Olsen encourages traders to embrace strategies that have clearly defined parameters for every trade. By keeping risk defined and within manageable bounds, traders can avoid the catastrophic losses that stem from unpredictable market behavior. He suggests using technical tools like stop orders or volatility-based position sizing to keep risk in check and create a clear risk/reward profile before committing to any trade. This approach allows for better emotional control, as traders are not left second-guessing their exposure. By focusing on defined risk, Olsen’s strategy helps traders minimize surprises and maintain consistency in their trading performance.
Richard Olsen’s trading philosophy revolves around practical risk management and systematic decision-making, which serve as the foundation for long-term success in the markets. By emphasizing volatility-based allocation, he teaches traders to adjust their risk exposure based on market conditions, ensuring they’re never overexposed during volatile periods. His focus on diversification across strategies, assets, and timeframes further helps traders reduce risk and smooth returns, providing a robust framework for navigating any market environment.

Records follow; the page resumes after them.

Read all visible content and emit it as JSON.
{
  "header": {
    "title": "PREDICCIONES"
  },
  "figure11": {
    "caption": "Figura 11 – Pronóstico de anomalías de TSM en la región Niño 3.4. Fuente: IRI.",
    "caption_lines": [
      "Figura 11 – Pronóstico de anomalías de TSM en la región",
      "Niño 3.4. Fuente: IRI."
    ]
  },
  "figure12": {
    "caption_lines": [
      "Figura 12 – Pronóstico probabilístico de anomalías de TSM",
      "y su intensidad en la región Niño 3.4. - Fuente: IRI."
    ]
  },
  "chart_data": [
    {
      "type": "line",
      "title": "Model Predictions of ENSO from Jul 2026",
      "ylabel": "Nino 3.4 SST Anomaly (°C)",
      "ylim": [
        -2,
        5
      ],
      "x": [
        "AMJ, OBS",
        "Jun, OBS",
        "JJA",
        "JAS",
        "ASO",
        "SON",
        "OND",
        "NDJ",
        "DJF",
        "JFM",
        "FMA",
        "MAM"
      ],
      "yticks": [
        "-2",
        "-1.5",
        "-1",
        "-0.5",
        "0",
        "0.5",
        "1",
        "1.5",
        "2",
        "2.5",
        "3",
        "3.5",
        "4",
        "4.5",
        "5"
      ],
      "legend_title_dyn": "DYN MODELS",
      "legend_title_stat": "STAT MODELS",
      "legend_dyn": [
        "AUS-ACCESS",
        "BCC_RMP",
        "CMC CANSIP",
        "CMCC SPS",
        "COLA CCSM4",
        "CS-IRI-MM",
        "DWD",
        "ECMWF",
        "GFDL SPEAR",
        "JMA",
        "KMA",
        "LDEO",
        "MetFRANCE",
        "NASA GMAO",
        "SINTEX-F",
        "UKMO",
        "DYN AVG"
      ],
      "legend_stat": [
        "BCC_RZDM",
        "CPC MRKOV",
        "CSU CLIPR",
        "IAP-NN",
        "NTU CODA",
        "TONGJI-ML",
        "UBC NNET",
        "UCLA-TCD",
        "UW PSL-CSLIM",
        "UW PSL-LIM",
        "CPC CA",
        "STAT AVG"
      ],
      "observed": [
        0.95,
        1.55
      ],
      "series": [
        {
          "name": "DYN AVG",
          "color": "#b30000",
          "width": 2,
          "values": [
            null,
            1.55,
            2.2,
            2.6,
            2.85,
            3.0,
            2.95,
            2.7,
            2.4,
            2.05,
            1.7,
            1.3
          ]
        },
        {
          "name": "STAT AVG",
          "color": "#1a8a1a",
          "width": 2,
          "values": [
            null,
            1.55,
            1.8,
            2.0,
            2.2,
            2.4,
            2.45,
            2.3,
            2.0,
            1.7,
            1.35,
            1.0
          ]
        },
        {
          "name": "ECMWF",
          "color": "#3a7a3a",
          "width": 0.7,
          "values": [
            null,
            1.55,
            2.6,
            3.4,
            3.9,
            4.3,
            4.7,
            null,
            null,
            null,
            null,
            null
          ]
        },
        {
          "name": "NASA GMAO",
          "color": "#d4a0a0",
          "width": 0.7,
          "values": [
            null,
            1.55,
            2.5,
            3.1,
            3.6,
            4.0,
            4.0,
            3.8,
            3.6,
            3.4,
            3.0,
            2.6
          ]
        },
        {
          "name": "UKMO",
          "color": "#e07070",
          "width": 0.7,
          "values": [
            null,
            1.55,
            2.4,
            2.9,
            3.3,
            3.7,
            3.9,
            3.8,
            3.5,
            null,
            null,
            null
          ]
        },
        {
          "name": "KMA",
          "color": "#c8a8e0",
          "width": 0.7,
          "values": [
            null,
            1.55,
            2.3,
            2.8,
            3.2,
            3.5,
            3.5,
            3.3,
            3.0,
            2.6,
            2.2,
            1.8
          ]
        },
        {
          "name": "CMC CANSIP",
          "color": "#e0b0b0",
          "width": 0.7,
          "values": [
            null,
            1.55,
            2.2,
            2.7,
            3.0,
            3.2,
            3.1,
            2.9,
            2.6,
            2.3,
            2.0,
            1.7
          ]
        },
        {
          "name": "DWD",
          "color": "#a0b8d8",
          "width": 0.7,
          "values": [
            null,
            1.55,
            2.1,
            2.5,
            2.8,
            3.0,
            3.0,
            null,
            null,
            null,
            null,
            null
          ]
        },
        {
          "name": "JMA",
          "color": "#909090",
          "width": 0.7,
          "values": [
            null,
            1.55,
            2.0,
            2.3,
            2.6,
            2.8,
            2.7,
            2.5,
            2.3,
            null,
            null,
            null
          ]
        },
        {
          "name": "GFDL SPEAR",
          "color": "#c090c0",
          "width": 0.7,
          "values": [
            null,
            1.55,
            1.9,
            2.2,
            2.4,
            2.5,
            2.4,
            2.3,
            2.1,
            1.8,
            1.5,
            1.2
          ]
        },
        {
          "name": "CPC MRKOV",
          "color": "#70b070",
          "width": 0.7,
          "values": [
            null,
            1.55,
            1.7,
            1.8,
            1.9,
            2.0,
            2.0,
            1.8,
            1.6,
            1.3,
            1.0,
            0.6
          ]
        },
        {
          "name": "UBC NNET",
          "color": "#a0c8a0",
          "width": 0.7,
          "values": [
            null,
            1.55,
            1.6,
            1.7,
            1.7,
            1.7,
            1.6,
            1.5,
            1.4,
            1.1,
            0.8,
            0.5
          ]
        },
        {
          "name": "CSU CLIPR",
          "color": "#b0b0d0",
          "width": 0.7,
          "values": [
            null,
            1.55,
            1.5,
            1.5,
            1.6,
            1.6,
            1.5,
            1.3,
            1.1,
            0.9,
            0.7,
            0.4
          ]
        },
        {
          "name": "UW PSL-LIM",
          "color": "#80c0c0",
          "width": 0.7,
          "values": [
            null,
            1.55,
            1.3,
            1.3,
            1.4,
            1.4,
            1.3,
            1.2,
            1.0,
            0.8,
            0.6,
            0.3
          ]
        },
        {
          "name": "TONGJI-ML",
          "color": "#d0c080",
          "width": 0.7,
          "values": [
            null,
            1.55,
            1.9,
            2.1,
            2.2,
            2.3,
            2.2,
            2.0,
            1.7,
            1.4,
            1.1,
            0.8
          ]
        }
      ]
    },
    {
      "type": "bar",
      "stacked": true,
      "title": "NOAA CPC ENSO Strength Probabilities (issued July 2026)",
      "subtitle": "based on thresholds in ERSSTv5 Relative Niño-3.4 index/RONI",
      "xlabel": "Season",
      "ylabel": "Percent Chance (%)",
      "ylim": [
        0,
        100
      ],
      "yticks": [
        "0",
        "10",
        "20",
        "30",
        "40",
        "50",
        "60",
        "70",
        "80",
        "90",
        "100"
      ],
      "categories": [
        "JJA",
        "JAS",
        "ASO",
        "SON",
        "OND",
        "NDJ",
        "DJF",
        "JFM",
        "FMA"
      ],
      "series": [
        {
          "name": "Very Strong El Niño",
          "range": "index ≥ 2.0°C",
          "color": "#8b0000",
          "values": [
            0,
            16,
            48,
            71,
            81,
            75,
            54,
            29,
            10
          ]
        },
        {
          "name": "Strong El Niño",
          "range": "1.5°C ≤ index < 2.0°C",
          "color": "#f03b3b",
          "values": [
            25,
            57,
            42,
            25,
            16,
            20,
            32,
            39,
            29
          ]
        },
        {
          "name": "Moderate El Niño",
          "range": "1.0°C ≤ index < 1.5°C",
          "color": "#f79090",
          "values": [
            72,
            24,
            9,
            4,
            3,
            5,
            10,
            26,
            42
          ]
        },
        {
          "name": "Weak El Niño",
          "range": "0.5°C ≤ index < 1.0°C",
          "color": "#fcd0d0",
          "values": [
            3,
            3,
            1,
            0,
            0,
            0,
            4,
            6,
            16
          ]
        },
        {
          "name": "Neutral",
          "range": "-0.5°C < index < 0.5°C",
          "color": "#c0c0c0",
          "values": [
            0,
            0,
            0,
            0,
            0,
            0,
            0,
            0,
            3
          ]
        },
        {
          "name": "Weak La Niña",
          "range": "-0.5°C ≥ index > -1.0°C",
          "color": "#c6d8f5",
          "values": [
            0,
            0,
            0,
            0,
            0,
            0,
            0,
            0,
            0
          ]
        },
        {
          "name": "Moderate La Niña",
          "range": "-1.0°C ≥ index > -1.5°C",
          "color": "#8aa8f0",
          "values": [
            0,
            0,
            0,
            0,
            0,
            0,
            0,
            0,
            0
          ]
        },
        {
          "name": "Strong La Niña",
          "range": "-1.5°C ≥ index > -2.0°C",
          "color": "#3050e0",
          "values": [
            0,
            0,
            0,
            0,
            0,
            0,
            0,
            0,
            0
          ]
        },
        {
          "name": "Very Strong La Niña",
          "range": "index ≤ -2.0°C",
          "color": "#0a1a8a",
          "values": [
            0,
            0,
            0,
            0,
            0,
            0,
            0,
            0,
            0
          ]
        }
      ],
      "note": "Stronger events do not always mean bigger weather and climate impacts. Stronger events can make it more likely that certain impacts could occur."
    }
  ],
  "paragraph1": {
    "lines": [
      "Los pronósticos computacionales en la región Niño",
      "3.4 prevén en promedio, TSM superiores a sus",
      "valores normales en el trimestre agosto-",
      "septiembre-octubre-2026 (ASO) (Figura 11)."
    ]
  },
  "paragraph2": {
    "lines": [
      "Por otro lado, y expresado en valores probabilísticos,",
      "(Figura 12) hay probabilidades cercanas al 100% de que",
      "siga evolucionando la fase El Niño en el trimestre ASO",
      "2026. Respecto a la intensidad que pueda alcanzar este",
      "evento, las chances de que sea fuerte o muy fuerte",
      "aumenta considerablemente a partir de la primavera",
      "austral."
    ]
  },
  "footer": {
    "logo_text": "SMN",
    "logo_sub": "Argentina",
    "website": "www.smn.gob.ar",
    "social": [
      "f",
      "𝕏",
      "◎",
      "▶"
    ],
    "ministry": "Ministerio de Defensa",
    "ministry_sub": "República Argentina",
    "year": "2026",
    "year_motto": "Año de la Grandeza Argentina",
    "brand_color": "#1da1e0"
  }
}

Olsen also advocates for a mechanical, rule-based approach to trading, where the goal is to build repeatable systems that take the guesswork out of decision-making. By following clear and consistent rules, traders can avoid emotional pitfalls and unpredictable market swings. He encourages traders to define their risk boundaries clearly, using tools like stop losses and position sizing to manage risk effectively. This commitment to defined risk over undefined exposure is a key lesson that ensures traders maintain control over their trades, no matter the market conditions. Ultimately, Richard Olsen’s strategy boils down to protecting capital, managing volatility, and sticking to disciplined processes—principles that all traders can apply to improve their performance and longevity in the market.